Таким образом, августовская 1948 г. сессия ВАСХНИЛ вернула советской биологии нескольких хороших ученых. Ведь не секрет, что администраторы от науки быстро теряют навыки научного исследования, особенно это было выражено в СССР. Мне, например, вообще не понятно, как можно руководить двумя научно-исследовательскими институтами. Такими стахановцами в советской науке были академики Л. Орбели и Н. Вавилов. Так что пользы от так называемых гонений было немало.
Тимофеев-Ресовский же прекрасно продолжал свои эксперименты в "шарашке" у Берия. Некоторые генетики были направлены на практику, изучать птиц и особей тутового шелкопряда. Почему-то демократы наиболее часто в качестве примера "гонений" указывают на судьбу будущего академика и Героя социалистического труда Н. Дубинина. После ликвидации лаборатории цитогенетики в "кольцовском институте", В 1949–1955 гг. оставшийся без работы Дубинин устроился на работу старшим научным сотрудником в Институт леса АН СССР (Москва) в составе Комплексной научной экспедиции по вопросам полезащитного лесоразведения и затем Института леса АН СССР (Москва). Его назначили начальником зоологического отряда по созданию государственной защитной полосы «гора Вишневая ― Каспийское море». Он уехал на Урал (1949–1955). С присущим ему упорством он осваивал новую для него науку ― орнитологию. В 1953 и 1956 годах вышли две его фундаментальные сводки по орнитофауне Урала (одна из них в соавторстве с Т. А. Торопановой). Думаю, что его возвращение в ту часть науки, где делаются наблюдения и эксперименты, и из той, где просиживаются штаны на научных заседания, сыграло положительную роль в его научной карьере.

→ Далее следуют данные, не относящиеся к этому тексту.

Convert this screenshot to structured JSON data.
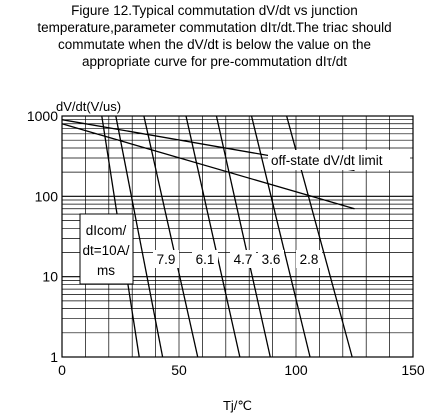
{
  "title_lines": [
    "Figure 12.Typical commutation dV/dt vs junction",
    "temperature,parameter commutation dIτ/dt.The triac should",
    "commutate when the dV/dt is below the value on the",
    "appropriate curve for pre-commutation dIτ/dt"
  ],
  "chart_data": {
    "type": "line",
    "ylabel": "dV/dt(V/us)",
    "xlabel": "Tj/℃",
    "xlim": [
      0,
      150
    ],
    "ylim": [
      1,
      1000
    ],
    "yscale": "log",
    "grid": true,
    "x_ticks": [
      "0",
      "50",
      "100",
      "150"
    ],
    "y_ticks": [
      "1",
      "10",
      "100",
      "1000"
    ],
    "colors": {
      "line": "#000000",
      "grid": "#000000",
      "background": "#ffffff"
    },
    "offstate_limit": {
      "name": "off-state dV/dt limit",
      "lines": [
        {
          "x": [
            0,
            125
          ],
          "y": [
            900,
            210
          ]
        },
        {
          "x": [
            0,
            125
          ],
          "y": [
            800,
            70
          ]
        }
      ]
    },
    "legend_box": {
      "lines": [
        "dIcom/",
        "dt=10A/",
        "ms"
      ]
    },
    "series": [
      {
        "name": "dIcom/dt=10A/ms",
        "x": [
          17,
          33
        ],
        "y": [
          1000,
          1
        ]
      },
      {
        "name": "7.9",
        "x": [
          23,
          43
        ],
        "y": [
          1000,
          1
        ]
      },
      {
        "name": "6.1",
        "x": [
          35,
          58
        ],
        "y": [
          1000,
          1
        ]
      },
      {
        "name": "4.7",
        "x": [
          53,
          76
        ],
        "y": [
          1000,
          1
        ]
      },
      {
        "name": "3.6",
        "x": [
          66,
          89
        ],
        "y": [
          1000,
          1
        ]
      },
      {
        "name": "2.8",
        "x": [
          81,
          106
        ],
        "y": [
          1000,
          1
        ]
      },
      {
        "name": "",
        "x": [
          96,
          124
        ],
        "y": [
          1000,
          1
        ]
      }
    ],
    "curve_labels": [
      "7.9",
      "6.1",
      "4.7",
      "3.6",
      "2.8"
    ]
  }
}
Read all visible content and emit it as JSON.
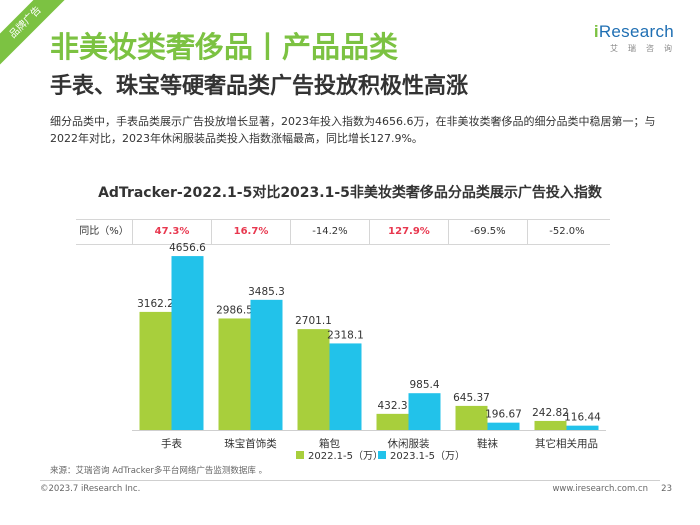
{
  "corner_tag": "品牌广告",
  "logo": {
    "i": "i",
    "word": "Research",
    "sub": "艾瑞咨询"
  },
  "title": "非美妆类奢侈品丨产品品类",
  "subtitle": "手表、珠宝等硬奢品类广告投放积极性高涨",
  "description": "细分品类中，手表品类展示广告投放增长显著，2023年投入指数为4656.6万，在非美妆类奢侈品的细分品类中稳居第一；与2022年对比，2023年休闲服装品类投入指数涨幅最高，同比增长127.9%。",
  "yoy": {
    "label": "同比（%）",
    "values": [
      "47.3%",
      "16.7%",
      "-14.2%",
      "127.9%",
      "-69.5%",
      "-52.0%"
    ],
    "highlight": [
      true,
      true,
      false,
      true,
      false,
      false
    ]
  },
  "colors": {
    "accent": "#7cc242",
    "series_2022": "#a8cf3c",
    "series_2023": "#22c2ea",
    "highlight_red": "#e8384f"
  },
  "chart_data": {
    "type": "bar",
    "title": "AdTracker-2022.1-5对比2023.1-5非美妆类奢侈品分品类展示广告投入指数",
    "categories": [
      "手表",
      "珠宝首饰类",
      "箱包",
      "休闲服装",
      "鞋袜",
      "其它相关用品"
    ],
    "series": [
      {
        "name": "2022.1-5（万）",
        "values": [
          3162.2,
          2986.5,
          2701.1,
          432.3,
          645.37,
          242.82
        ],
        "labels": [
          "3162.2",
          "2986.5",
          "2701.1",
          "432.3",
          "645.37",
          "242.82"
        ]
      },
      {
        "name": "2023.1-5（万）",
        "values": [
          4656.6,
          3485.3,
          2318.1,
          985.4,
          196.67,
          116.44
        ],
        "labels": [
          "4656.6",
          "3485.3",
          "2318.1",
          "985.4",
          "196.67",
          "116.44"
        ]
      }
    ],
    "xlabel": "",
    "ylabel": "",
    "ylim": [
      0,
      4900
    ],
    "grid": false,
    "legend": "bottom"
  },
  "source": "来源：艾瑞咨询 AdTracker多平台网络广告监测数据库 。",
  "footer": {
    "copyright": "©2023.7 iResearch Inc.",
    "site": "www.iresearch.com.cn",
    "page": "23"
  }
}
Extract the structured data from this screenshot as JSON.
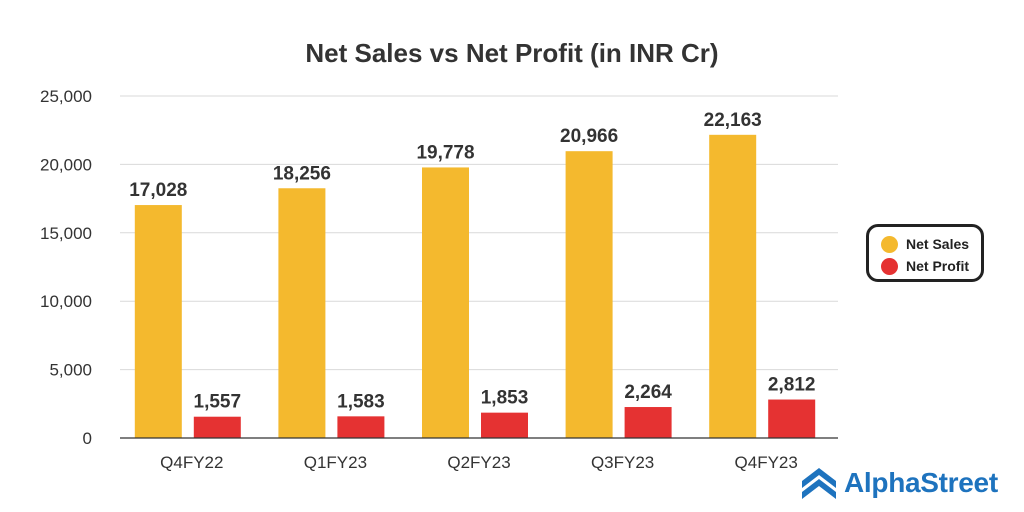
{
  "chart_data": {
    "type": "bar",
    "title": "Net Sales vs Net Profit (in INR Cr)",
    "xlabel": "",
    "ylabel": "",
    "categories": [
      "Q4FY22",
      "Q1FY23",
      "Q2FY23",
      "Q3FY23",
      "Q4FY23"
    ],
    "series": [
      {
        "name": "Net Sales",
        "color": "#f4b92e",
        "values": [
          17028,
          18256,
          19778,
          20966,
          22163
        ],
        "labels": [
          "17,028",
          "18,256",
          "19,778",
          "20,966",
          "22,163"
        ]
      },
      {
        "name": "Net Profit",
        "color": "#e53232",
        "values": [
          1557,
          1583,
          1853,
          2264,
          2812
        ],
        "labels": [
          "1,557",
          "1,583",
          "1,853",
          "2,264",
          "2,812"
        ]
      }
    ],
    "ylim": [
      0,
      25000
    ],
    "yticks": [
      0,
      5000,
      10000,
      15000,
      20000,
      25000
    ],
    "ytick_labels": [
      "0",
      "5,000",
      "10,000",
      "15,000",
      "20,000",
      "25,000"
    ],
    "grid": true,
    "legend_position": "right"
  },
  "legend": {
    "items": [
      {
        "label": "Net Sales",
        "color": "#f4b92e"
      },
      {
        "label": "Net Profit",
        "color": "#e53232"
      }
    ]
  },
  "brand": {
    "name": "AlphaStreet",
    "logo_icon": "alphastreet-logo-icon",
    "color": "#1e73be"
  }
}
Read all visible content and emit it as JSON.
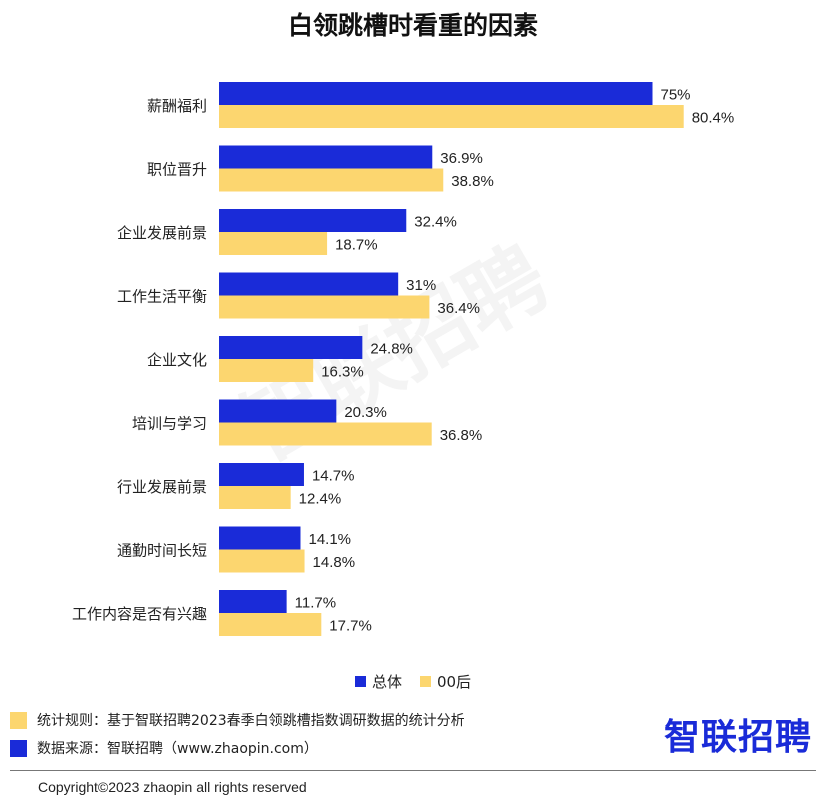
{
  "title": "白领跳槽时看重的因素",
  "watermark": "智联招聘",
  "colors": {
    "total": "#1a2bd8",
    "gen00": "#fcd66f",
    "text": "#222222"
  },
  "chart_data": {
    "type": "bar",
    "orientation": "horizontal",
    "title": "白领跳槽时看重的因素",
    "categories": [
      "薪酬福利",
      "职位晋升",
      "企业发展前景",
      "工作生活平衡",
      "企业文化",
      "培训与学习",
      "行业发展前景",
      "通勤时间长短",
      "工作内容是否有兴趣"
    ],
    "series": [
      {
        "name": "总体",
        "values": [
          75,
          36.9,
          32.4,
          31,
          24.8,
          20.3,
          14.7,
          14.1,
          11.7
        ],
        "labels": [
          "75%",
          "36.9%",
          "32.4%",
          "31%",
          "24.8%",
          "20.3%",
          "14.7%",
          "14.1%",
          "11.7%"
        ]
      },
      {
        "name": "00后",
        "values": [
          80.4,
          38.8,
          18.7,
          36.4,
          16.3,
          36.8,
          12.4,
          14.8,
          17.7
        ],
        "labels": [
          "80.4%",
          "38.8%",
          "18.7%",
          "36.4%",
          "16.3%",
          "36.8%",
          "12.4%",
          "14.8%",
          "17.7%"
        ]
      }
    ],
    "xlim": [
      0,
      100
    ],
    "grid": false,
    "legend": "bottom-center"
  },
  "legend": {
    "total": "总体",
    "gen00": "00后"
  },
  "footer": {
    "rule_note": "统计规则：基于智联招聘2023春季白领跳槽指数调研数据的统计分析",
    "source_note": "数据来源：智联招聘（www.zhaopin.com）",
    "logo": "智联招聘",
    "copyright": "Copyright©2023 zhaopin all rights reserved"
  }
}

Хотя, может, действительно, это СТРАШНАЯ трагедия, когда человека выдергивают из теплой и уютной московской лаборатории, где он занимался суперважными исследованиями в области, например, эмбриональных повреждений у плодовых мушек при помощи генетических методов, которые имеют ОГРОМНОЕ народнохозяйственное значение для улучшения питания голодающего населения, особенно в послевоенные годы, и принесут значительный экономический эффект, и заставляют его переквалифицироваться, например, в орнитолога? Ну, да ладно не буду ёрничать.
Непонятно, как пишет некто Никитин (84), только одно. "Как это после 'разгрома генетики' именно молекулярное направление в целом успешно продолжило свое развитие, несмотря на краткосрочные политические коллизии. Было создано много новых институтов. В 70-х 80-х годах Институт биоорганической химии им. Шемякина был одним из самых богатых в АН СССР. Всем сомневающимся рекомендую съездить на улицу Волгина в Москве и взглянуть на здание этого института. А вот т. н. "мичуринская генетика", т. е. работа селекционеров, бывших вроде бы "под Лысенко", была, в самом деле, полностью разгромлена. Непонятный "погром генетики" получился".
До сих пор продолжаются стенания по поводу того, что слова «ген», «генетика», «хромосома»…» чуть ли не запрещены были. Однако, как подметил Н. Назаренко (83), видимо, "очень смелым был ученым Трофим Денисович, что позволял в своих публикациях после 1948 года использовать эти слова, а также возглавлять Институт генетики. Боле того эти слова были им записаны в энциклопедиях!"